Lucchino and Werner were with the Sox baseball operations staff, which had worked with little sleep for several days, and had been deflated when the deal with Florida was falling apart. The brass had met Wednesday, a meeting that also included Epstein and manager Terry Francona, and while majority owner John W. Henry still seemed reluctant to make a deal, there was a growing consensus that it was a trade the Sox had to make.

Management had taken an informal poll of the club's veteran leaders; what it was hearing was that Francona was in danger of losing the clubhouse if Ramírez was allowed to continue in the same vein, begging off from playing because of injuries teammates privately questioned, obsessing on his contract, playing hard when the mood suited him.

Uniformed personnel and management also felt there was a risk Ramírez would quit on the team, even though he had plenty of incentive to play hard with a new contract at stake.
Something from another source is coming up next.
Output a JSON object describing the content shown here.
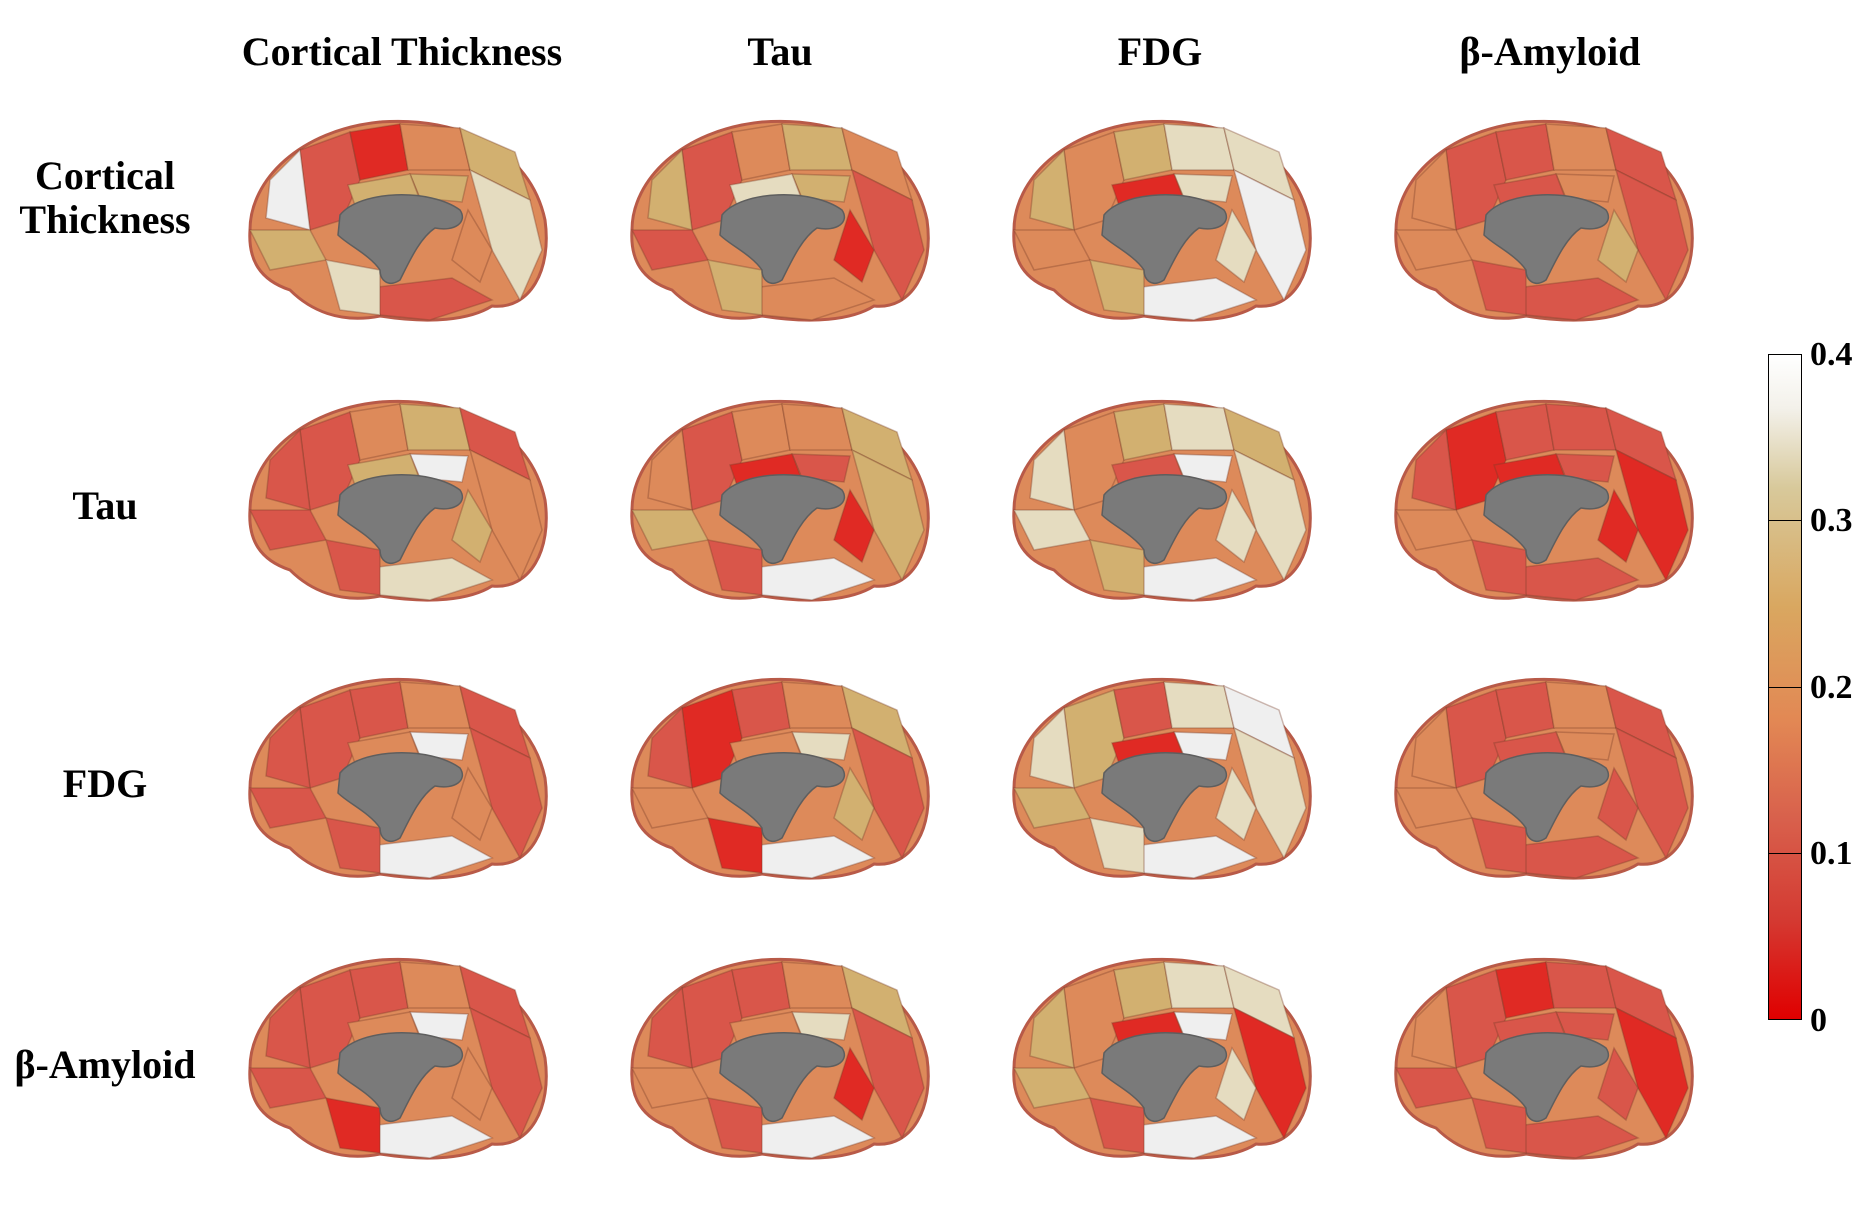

Bay was not anybody's idea of a first-ballot Hall of Famer, but the Sox felt they had scored a coup, acquiring a quality player who would not hinder their efforts to return to the World Series.

Ramírez, meanwhile, showed up at Fenway Park and with the help of clubhouse attendant Pookie Jackson loaded his white Mercedes SUV with his bats and the rest of his equipment. So long, Yawkey Way. Mannywood, here we come.